The option for individuals to deduct state and local sales taxes rather than state and local income taxes paid was permanently extended. This would be most beneficial to taxpayers in locales with low or no state or local income taxes, or to those who made large purchases during the year.
The PATH Act made permanent the ability for taxpayers age 70½ or older to transfer up to $100,000 directly from an IRA to a charity without any tax consequences. The taxpayer cannot claim a charitable deduction for the transfer, but the payouts aren’t taxable either.
Real estate owners can deduct the value of a “conservation easement” made to a charity that preserves a property in its original condition. Such a deduction is limited to 30 percent of the taxpayer’s adjusted gross income (AGI), but under enhancements made permanent by the act the deduction threshold is raised to 50 percent of AGI (100 percent for farmers and ranchers) for conservation easements.
A credit is available for up to 10 percent of the cost of qualified energy-saving improvements. There are various requirements to qualify for the credit, and there is a lifetime credit limit of $500. To date, this credit has been extended only through 2016.

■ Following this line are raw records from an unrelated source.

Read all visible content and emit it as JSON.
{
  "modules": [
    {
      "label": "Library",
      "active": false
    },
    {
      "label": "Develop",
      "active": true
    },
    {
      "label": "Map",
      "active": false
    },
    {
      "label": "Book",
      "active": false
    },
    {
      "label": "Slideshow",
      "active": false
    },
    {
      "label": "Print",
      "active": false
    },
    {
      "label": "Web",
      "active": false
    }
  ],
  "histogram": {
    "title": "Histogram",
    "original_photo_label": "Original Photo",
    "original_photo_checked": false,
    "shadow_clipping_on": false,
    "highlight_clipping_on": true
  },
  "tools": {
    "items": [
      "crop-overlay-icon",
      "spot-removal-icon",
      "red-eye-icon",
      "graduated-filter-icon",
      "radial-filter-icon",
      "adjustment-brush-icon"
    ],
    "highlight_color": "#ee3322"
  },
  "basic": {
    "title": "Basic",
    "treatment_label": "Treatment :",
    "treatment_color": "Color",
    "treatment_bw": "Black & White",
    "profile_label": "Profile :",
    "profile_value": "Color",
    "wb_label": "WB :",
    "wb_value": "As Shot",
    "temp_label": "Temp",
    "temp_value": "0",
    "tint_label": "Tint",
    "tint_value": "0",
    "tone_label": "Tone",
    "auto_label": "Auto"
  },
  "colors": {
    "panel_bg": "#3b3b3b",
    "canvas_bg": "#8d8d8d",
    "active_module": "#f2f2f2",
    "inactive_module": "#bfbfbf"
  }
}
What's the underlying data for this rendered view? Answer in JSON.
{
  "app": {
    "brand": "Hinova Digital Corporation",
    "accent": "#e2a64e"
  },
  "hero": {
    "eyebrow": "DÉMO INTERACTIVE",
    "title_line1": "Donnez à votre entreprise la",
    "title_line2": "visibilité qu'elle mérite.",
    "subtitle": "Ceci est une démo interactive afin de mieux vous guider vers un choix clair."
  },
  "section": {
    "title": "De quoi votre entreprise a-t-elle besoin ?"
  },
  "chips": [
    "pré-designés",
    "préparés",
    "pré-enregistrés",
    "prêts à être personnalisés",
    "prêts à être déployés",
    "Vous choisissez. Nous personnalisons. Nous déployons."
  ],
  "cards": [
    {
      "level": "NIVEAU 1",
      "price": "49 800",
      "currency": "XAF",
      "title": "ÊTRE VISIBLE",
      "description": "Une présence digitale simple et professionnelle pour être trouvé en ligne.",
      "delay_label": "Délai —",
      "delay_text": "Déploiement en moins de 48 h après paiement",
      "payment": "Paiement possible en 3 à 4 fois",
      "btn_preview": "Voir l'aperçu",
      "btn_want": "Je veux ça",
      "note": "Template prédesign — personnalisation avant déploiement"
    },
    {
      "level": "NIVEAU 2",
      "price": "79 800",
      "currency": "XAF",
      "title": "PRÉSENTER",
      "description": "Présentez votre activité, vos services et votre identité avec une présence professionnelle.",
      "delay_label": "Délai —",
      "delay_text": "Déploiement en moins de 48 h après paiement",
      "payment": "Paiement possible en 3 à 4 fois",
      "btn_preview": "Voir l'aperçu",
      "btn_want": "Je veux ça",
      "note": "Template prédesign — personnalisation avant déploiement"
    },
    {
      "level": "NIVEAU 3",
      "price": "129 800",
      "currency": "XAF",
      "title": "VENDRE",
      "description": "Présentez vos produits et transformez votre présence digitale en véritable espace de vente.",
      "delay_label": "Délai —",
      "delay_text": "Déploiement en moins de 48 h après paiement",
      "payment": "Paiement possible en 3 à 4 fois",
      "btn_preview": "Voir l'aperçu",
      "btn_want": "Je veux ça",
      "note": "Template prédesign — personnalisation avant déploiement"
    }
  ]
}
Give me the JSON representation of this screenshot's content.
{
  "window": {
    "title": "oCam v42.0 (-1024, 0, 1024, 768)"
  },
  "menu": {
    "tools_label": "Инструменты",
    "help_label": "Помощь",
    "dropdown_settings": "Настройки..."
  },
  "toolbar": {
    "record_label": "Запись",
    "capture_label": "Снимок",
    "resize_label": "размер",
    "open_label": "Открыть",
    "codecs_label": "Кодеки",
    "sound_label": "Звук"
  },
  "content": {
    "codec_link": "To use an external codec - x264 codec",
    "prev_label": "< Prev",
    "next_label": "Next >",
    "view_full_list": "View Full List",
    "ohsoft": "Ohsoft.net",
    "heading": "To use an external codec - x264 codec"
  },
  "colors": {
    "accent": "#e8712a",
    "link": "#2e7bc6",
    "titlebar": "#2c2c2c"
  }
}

The PATH Act preserved the generous limits for both the Section 179 expensing election and bonus depreciation. For 2016, the maximum Section 179 deduction is $500,000, subject to a $2,010,000 phaseout threshold. These amounts are now permanent and subject to inflation indexing. Additionally, for 2016 and 2017, a business may be able to claim 50 percent bonus depreciation for qualified costs in excess of what is expensed under Section 179. Bonus depreciation is scheduled to be reduced to 40 percent in 2018 and 30 percent in 2019 before it expires on Dec. 31, 2019.
The 15-year recovery period for qualified leasehold improvements, qualified restaurant buildings and improvements, and qualified retail improvements has been reinstated and made permanent. However, there are certain related-party rules for qualified improvements. The research credit was finally made permanent by the PATH Act. The credit is generally equal to 20 percent of qualified research expenses over a base amount, determined using a historical average of research expenses as a percentage of revenues. An alternative computation is available for companies that have not increased their research expenses substantially over their historical base amounts. To qualify, research activities must meet certain criteria.If a corporation needs an influx of capital they may want to consider issuing qualified small-business stock (QSBS). As long as certain requirements are met, 100 percent of the gain from a subsequent sale of QSBS will be tax-free to the investor. The 100 percent exclusion window was set to expire at the end of 2014, but the PATH Act essentially made it permanent. A business may claim the Work Opportunity credit for hiring a worker from a target group, such as Supplemental Nutrition Assistance Program recipients and certain veterans. This credit is available through 2019. Generally, the maximum Work Opportunity credit is $2,400 per worker, but it is higher for workers from certain target groups.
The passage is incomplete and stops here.